I'm going to be using a CC hijab later in my Swanson story twice for non-Muslims purposes and the 2nd time I might throw in some of the EA's hijab stuff
Yet on the EA presentation it was called a hijab and not a headscarf. So calling it a headscarf is wrong as that is not what EA released it as..
A woman wearing whatever she feels comfortable wearing is never "degrading," and nor should it open her up to receiving unwanted advances.

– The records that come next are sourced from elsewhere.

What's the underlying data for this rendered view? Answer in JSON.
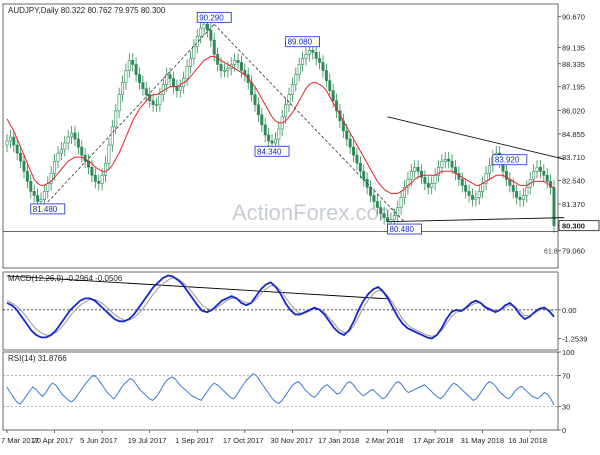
{
  "colors": {
    "candle": "#2e8b57",
    "ma": "#e8212b",
    "macd": "#1428c8",
    "signal": "#9a9a9a",
    "rsi": "#3a7bd5",
    "trendline": "#000000",
    "watermark": "#c8ccd4"
  },
  "chart_data": [
    {
      "type": "candlestick",
      "title": "AUDJPY,Daily  80.322 80.762 79.975 80.300",
      "watermark": "ActionForex.com",
      "ylim": [
        78.2,
        91.3
      ],
      "y_ticks": [
        "90.670",
        "89.135",
        "88.335",
        "87.195",
        "86.020",
        "84.855",
        "83.710",
        "82.540",
        "81.370",
        "80.300",
        "79.060"
      ],
      "y_tick_values": [
        90.67,
        89.135,
        88.335,
        87.195,
        86.02,
        84.855,
        83.71,
        82.54,
        81.37,
        80.3,
        79.06
      ],
      "last_price": "80.300",
      "fib_label": "61.8",
      "annotations": [
        {
          "text": "90.290",
          "x": 61,
          "y": 90.29
        },
        {
          "text": "89.080",
          "x": 87,
          "y": 89.08
        },
        {
          "text": "84.340",
          "x": 78,
          "y": 84.34
        },
        {
          "text": "81.480",
          "x": 12,
          "y": 81.48
        },
        {
          "text": "80.480",
          "x": 117,
          "y": 80.48
        },
        {
          "text": "83.920",
          "x": 148,
          "y": 83.92
        }
      ],
      "close_series": [
        84.5,
        84.7,
        84.3,
        83.9,
        83.5,
        83.0,
        82.5,
        82.0,
        81.8,
        81.5,
        81.6,
        82.0,
        82.4,
        82.9,
        83.5,
        83.9,
        84.1,
        84.4,
        84.7,
        84.9,
        84.6,
        84.2,
        83.8,
        83.5,
        83.2,
        82.8,
        82.5,
        82.4,
        82.8,
        83.4,
        84.3,
        85.2,
        86.0,
        86.8,
        87.4,
        88.0,
        88.5,
        88.3,
        87.8,
        87.4,
        87.1,
        86.8,
        86.5,
        86.3,
        86.3,
        86.8,
        87.3,
        87.8,
        87.6,
        87.2,
        87.0,
        87.2,
        87.6,
        88.2,
        88.6,
        89.2,
        89.7,
        90.1,
        90.3,
        90.0,
        89.5,
        88.8,
        88.3,
        88.0,
        88.0,
        88.1,
        88.3,
        88.5,
        88.4,
        88.0,
        87.8,
        87.4,
        86.8,
        86.3,
        85.8,
        85.3,
        84.8,
        84.5,
        84.4,
        84.6,
        85.1,
        85.7,
        86.3,
        86.8,
        87.3,
        87.8,
        88.3,
        88.6,
        88.8,
        89.0,
        88.9,
        88.6,
        88.4,
        88.0,
        87.5,
        87.0,
        86.5,
        86.0,
        85.5,
        85.0,
        84.6,
        84.2,
        83.8,
        83.4,
        83.0,
        82.6,
        82.2,
        81.8,
        81.5,
        81.2,
        80.9,
        80.7,
        80.5,
        80.6,
        80.8,
        81.2,
        81.7,
        82.2,
        82.6,
        83.0,
        83.2,
        83.0,
        82.7,
        82.4,
        82.2,
        82.4,
        82.8,
        83.2,
        83.5,
        83.6,
        83.5,
        83.2,
        82.9,
        82.6,
        82.3,
        82.0,
        81.8,
        81.6,
        81.7,
        82.0,
        82.4,
        82.9,
        83.3,
        83.7,
        83.9,
        83.5,
        83.0,
        82.6,
        82.3,
        82.0,
        81.7,
        81.6,
        81.8,
        82.2,
        82.6,
        83.0,
        83.2,
        83.0,
        82.8,
        82.5,
        82.2,
        80.3
      ],
      "ma_series": [
        85.6,
        85.3,
        85.0,
        84.6,
        84.2,
        83.8,
        83.4,
        83.0,
        82.6,
        82.4,
        82.3,
        82.3,
        82.4,
        82.5,
        82.7,
        82.9,
        83.1,
        83.3,
        83.5,
        83.6,
        83.7,
        83.7,
        83.7,
        83.6,
        83.5,
        83.4,
        83.2,
        83.1,
        83.0,
        83.0,
        83.1,
        83.3,
        83.6,
        83.9,
        84.3,
        84.7,
        85.1,
        85.5,
        85.8,
        86.1,
        86.3,
        86.5,
        86.7,
        86.8,
        86.8,
        86.9,
        87.0,
        87.1,
        87.2,
        87.2,
        87.2,
        87.3,
        87.4,
        87.5,
        87.7,
        87.9,
        88.1,
        88.3,
        88.5,
        88.6,
        88.7,
        88.7,
        88.6,
        88.5,
        88.4,
        88.3,
        88.2,
        88.1,
        88.0,
        87.9,
        87.8,
        87.6,
        87.4,
        87.2,
        86.9,
        86.6,
        86.3,
        86.0,
        85.7,
        85.5,
        85.4,
        85.4,
        85.5,
        85.7,
        85.9,
        86.2,
        86.5,
        86.8,
        87.1,
        87.3,
        87.4,
        87.4,
        87.3,
        87.2,
        87.0,
        86.7,
        86.4,
        86.1,
        85.8,
        85.5,
        85.2,
        84.9,
        84.6,
        84.3,
        84.0,
        83.7,
        83.4,
        83.1,
        82.8,
        82.5,
        82.3,
        82.1,
        82.0,
        81.9,
        81.9,
        81.9,
        82.0,
        82.1,
        82.3,
        82.4,
        82.6,
        82.7,
        82.8,
        82.8,
        82.8,
        82.8,
        82.8,
        82.9,
        83.0,
        83.0,
        83.0,
        83.0,
        82.9,
        82.8,
        82.7,
        82.6,
        82.5,
        82.4,
        82.3,
        82.3,
        82.4,
        82.5,
        82.6,
        82.7,
        82.8,
        82.8,
        82.8,
        82.7,
        82.6,
        82.5,
        82.4,
        82.3,
        82.3,
        82.3,
        82.4,
        82.5,
        82.5,
        82.5,
        82.5,
        82.4,
        82.3,
        82.1
      ]
    },
    {
      "type": "line",
      "title": "MACD(12,26,9) -0.2964 -0.0506",
      "ylim": [
        -1.75,
        1.65
      ],
      "y_ticks": [
        "0.00",
        "-1.2539"
      ],
      "y_tick_values": [
        0.0,
        -1.2539
      ],
      "series": [
        {
          "values": [
            0.3,
            0.2,
            0.0,
            -0.3,
            -0.6,
            -0.9,
            -1.1,
            -1.2,
            -1.2,
            -1.1,
            -0.9,
            -0.6,
            -0.3,
            0.0,
            0.2,
            0.4,
            0.5,
            0.5,
            0.4,
            0.2,
            0.0,
            -0.2,
            -0.4,
            -0.5,
            -0.5,
            -0.4,
            -0.2,
            0.1,
            0.4,
            0.7,
            1.0,
            1.2,
            1.4,
            1.5,
            1.45,
            1.3,
            1.1,
            0.8,
            0.5,
            0.2,
            -0.05,
            -0.1,
            0.0,
            0.2,
            0.4,
            0.5,
            0.6,
            0.5,
            0.3,
            0.2,
            0.3,
            0.6,
            0.9,
            1.1,
            1.2,
            1.0,
            0.7,
            0.3,
            0.0,
            -0.2,
            -0.2,
            -0.1,
            0.0,
            0.1,
            0.0,
            -0.2,
            -0.5,
            -0.8,
            -1.0,
            -1.1,
            -0.9,
            -0.5,
            0.0,
            0.4,
            0.7,
            0.9,
            1.0,
            0.8,
            0.5,
            0.1,
            -0.3,
            -0.6,
            -0.8,
            -0.9,
            -1.0,
            -1.1,
            -1.2,
            -1.25,
            -1.1,
            -0.8,
            -0.4,
            -0.1,
            0.0,
            -0.05,
            0.1,
            0.3,
            0.4,
            0.3,
            0.1,
            0.0,
            -0.1,
            0.0,
            0.2,
            0.3,
            0.1,
            -0.2,
            -0.4,
            -0.3,
            -0.1,
            0.05,
            0.1,
            -0.05,
            -0.3
          ],
          "color_key": "macd"
        },
        {
          "values": [
            0.4,
            0.3,
            0.15,
            -0.05,
            -0.3,
            -0.6,
            -0.85,
            -1.0,
            -1.1,
            -1.1,
            -1.0,
            -0.8,
            -0.55,
            -0.25,
            0.0,
            0.2,
            0.35,
            0.45,
            0.45,
            0.35,
            0.2,
            0.0,
            -0.2,
            -0.35,
            -0.45,
            -0.45,
            -0.35,
            -0.15,
            0.1,
            0.4,
            0.7,
            0.95,
            1.15,
            1.3,
            1.4,
            1.35,
            1.2,
            1.0,
            0.75,
            0.45,
            0.2,
            0.05,
            0.0,
            0.1,
            0.25,
            0.4,
            0.5,
            0.5,
            0.4,
            0.3,
            0.3,
            0.45,
            0.7,
            0.9,
            1.05,
            1.05,
            0.85,
            0.55,
            0.25,
            0.0,
            -0.15,
            -0.15,
            -0.05,
            0.05,
            0.05,
            -0.1,
            -0.35,
            -0.6,
            -0.85,
            -1.0,
            -0.95,
            -0.7,
            -0.3,
            0.1,
            0.45,
            0.7,
            0.85,
            0.8,
            0.6,
            0.3,
            -0.05,
            -0.4,
            -0.65,
            -0.8,
            -0.9,
            -1.0,
            -1.1,
            -1.15,
            -1.1,
            -0.9,
            -0.6,
            -0.3,
            -0.1,
            -0.05,
            0.05,
            0.2,
            0.3,
            0.3,
            0.15,
            0.05,
            -0.05,
            0.0,
            0.1,
            0.2,
            0.15,
            -0.05,
            -0.25,
            -0.25,
            -0.15,
            0.0,
            0.05,
            0.0,
            -0.05
          ],
          "color_key": "signal"
        }
      ],
      "trendline": [
        [
          0,
          1.48
        ],
        [
          112,
          0.48
        ]
      ]
    },
    {
      "type": "line",
      "title": "RSI(14) 31.8766",
      "ylim": [
        0,
        100
      ],
      "y_ticks": [
        "100",
        "70",
        "30",
        "0"
      ],
      "y_tick_values": [
        100,
        70,
        30,
        0
      ],
      "series": [
        {
          "values": [
            55,
            48,
            42,
            36,
            33,
            38,
            44,
            50,
            55,
            52,
            47,
            43,
            48,
            55,
            60,
            58,
            52,
            46,
            42,
            38,
            36,
            40,
            46,
            52,
            58,
            63,
            68,
            70,
            66,
            60,
            54,
            48,
            44,
            40,
            45,
            52,
            58,
            62,
            66,
            64,
            58,
            52,
            48,
            44,
            40,
            38,
            42,
            48,
            55,
            62,
            66,
            68,
            65,
            60,
            55,
            52,
            48,
            44,
            42,
            40,
            38,
            44,
            50,
            56,
            60,
            58,
            54,
            50,
            46,
            42,
            40,
            45,
            52,
            58,
            64,
            68,
            72,
            70,
            64,
            58,
            52,
            46,
            40,
            36,
            34,
            38,
            44,
            50,
            56,
            60,
            62,
            58,
            52,
            48,
            44,
            42,
            46,
            52,
            56,
            58,
            54,
            50,
            46,
            48,
            54,
            60,
            62,
            58,
            52,
            48,
            44,
            46,
            50,
            52,
            48,
            44,
            40,
            42,
            48,
            54,
            60,
            62,
            58,
            52,
            48,
            50,
            52,
            54,
            56,
            58,
            54,
            50,
            46,
            42,
            40,
            44,
            50,
            56,
            60,
            58,
            54,
            50,
            46,
            42,
            38,
            40,
            46,
            52,
            58,
            62,
            60,
            56,
            50,
            46,
            42,
            40,
            44,
            50,
            54,
            56,
            52,
            48,
            44,
            42,
            40,
            44,
            48,
            46,
            40,
            32
          ],
          "color_key": "rsi"
        }
      ]
    }
  ],
  "x_axis": {
    "ticks": [
      "7 Mar 2017",
      "20 Apr 2017",
      "5 Jun 2017",
      "19 Jul 2017",
      "1 Sep 2017",
      "17 Oct 2017",
      "30 Nov 2017",
      "17 Jan 2018",
      "2 Mar 2018",
      "17 Apr 2018",
      "31 May 2018",
      "16 Jul 2018"
    ],
    "tick_index": [
      0,
      14,
      28,
      42,
      56,
      70,
      84,
      98,
      112,
      126,
      140,
      154
    ]
  }
}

We know that many women ARE sexualised in the western entertainment industry (especially in music), but that doesn't diminish the fact that countries that enforce women to cover up in public (such as Saudi Arabia) are equally toxic. If a woman feels comfortable wearing a bikini or a sheer dress she has the right to do so, just as a woman who feels comfortable wearing long-sleeved shirts and head-coverings has the right to do so, because we have the privilege (although it shouldn't be a privilege) of living in a democratic country with a free society. And so do our Sims.
A hijab is used to cover a woman’s breasts?